CS6200/IS4200: Information Retrieval

Course Project

Due: Tuesday, 10 December 2019, 11:59 p.m.

For the course project in CS6200, you will form teams of two to four people. The division of labor in the group will be described below.

If you are in IS4200, please contact me as soon as possible to discuss a project.

Although information retrieval systems perform well on many tasks, there is still plenty of room for new systems and applications. Your job will be to take the first steps in defining and evaluating a new task. The purpose of this project is thus to emphasize the centrality of problem definition and evaluation to information retrieval.

What kinds of tasks might you consider? In class, we have mostly discussed ad-hoc retrieval: the ranking of documents in response to user queries previously unseen by the search engine. For this project, you may consider either ad-hoc retrieval with paticular types of queries that current search engines do not seem to handle well, or other search tasks that involve other output modalities. These outputs might include document summaries, structured data, or clusters.
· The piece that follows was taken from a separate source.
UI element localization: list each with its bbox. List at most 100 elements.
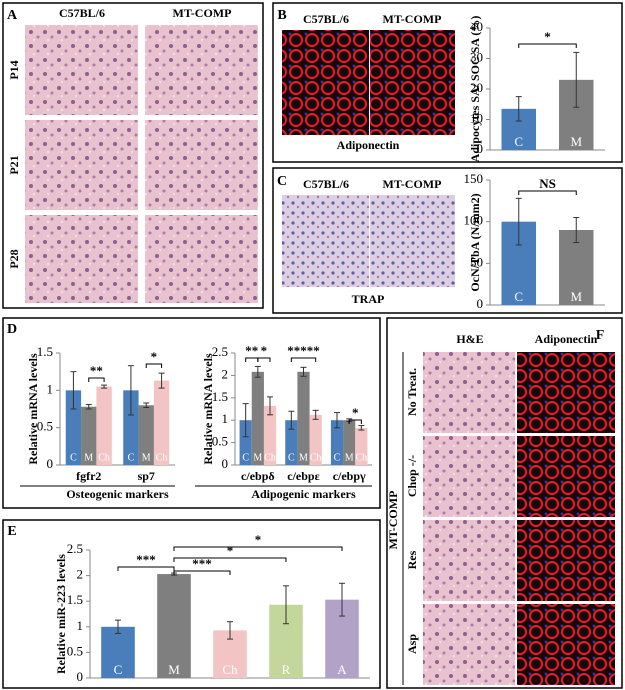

It would be preferable if there were to be more than one correct answer for a given query. In other words, put more of your emphasis on information retrieval than on, e.g., question answering or summarization.

Here are some examples of tasks you might investigate:

Retrieving results for controversial topics, where result documents disagree with each other: You could organize documents by sentiment/polarity, or by clustering different opinions. Evaluation would be by both relevance are consistency within clusters.
Retrieving multiple aspects of a complex topic: Organize results by the subtopic they address. The TReC Complex Answer Retrieval track simulates this by using the section heading in Wikipedia articles. You could start with similar structured documents, or formulate different criteria for subtopics.
Retrieving evidence for statements in other documents, e.g, the recent Wikipedia-Internet Archive announcement
Retrieving quotes and opinions of a particular person, as attributed to them in news articles, social media, books, etc.
Mixed-language retrieval, where documents in multiple languages are ranked in a single list
Video scene or gif clip retrieval, with queries on character names, actor names, action descriptions, dialogue, captions, etc.

The core of this project will be creating an evaluation set for the proposed task. Procedurally, creating the evaluation corpus will proceed as follows:

Each team member in turn creates 10 queries
The other team members use existing search engines, manual browsing, and other knowledge sources to construct a set of results for each query that they, themselves, did not pose.
Each team member evaluates the results for their own queries. The evaluation metrics used will depend on the task. For document retrieval, binary relevance judgments or relevance judgements on a scale of 0 to 4 are fine. For structured output, one might use accuracy; for summarization, one might use 10-point scales.
For each query, the person who created it should also write a description of three or four sentences that discusses what factors were used to judge relevance.

The evaluation set will therefore consist of a number of records, one for each query. These records are conventionally called topics in IR evaluation. Each topic contains:

a short query (“title”) that a user would formulate to request information on the topic;
a longer text (“description”) that describes the annotator's criteria when judging relevance; and
a set of results with a relevance score for each one.

On the basis of these relevance judgments, you should be able to estimate human performance on your chosen task. You should also evaluate a baseline model, which will give you an idea of how much progress still needs to be made on the task. These baseline models do not need to be complex. You should evaluate baseline models from the evaluation set alone, without indexing and searching an entire collection. Instead, you should evaluate the baseline model on a reranking task: apply the model to the query and each candidate result in the evaluation set in turn. Then rank the candidate results by the model's score and evaluate this ranking by comparison to human judgements.

In your final submission, please include:

the evaluation set as described above; and
a short report describing your motivation for choosing your task, your estimate of human performance, and baseline performance.

Extra Credit

Implement a more specialized model to solve your task. Evaluate its performance compared to the baseline and to human performance.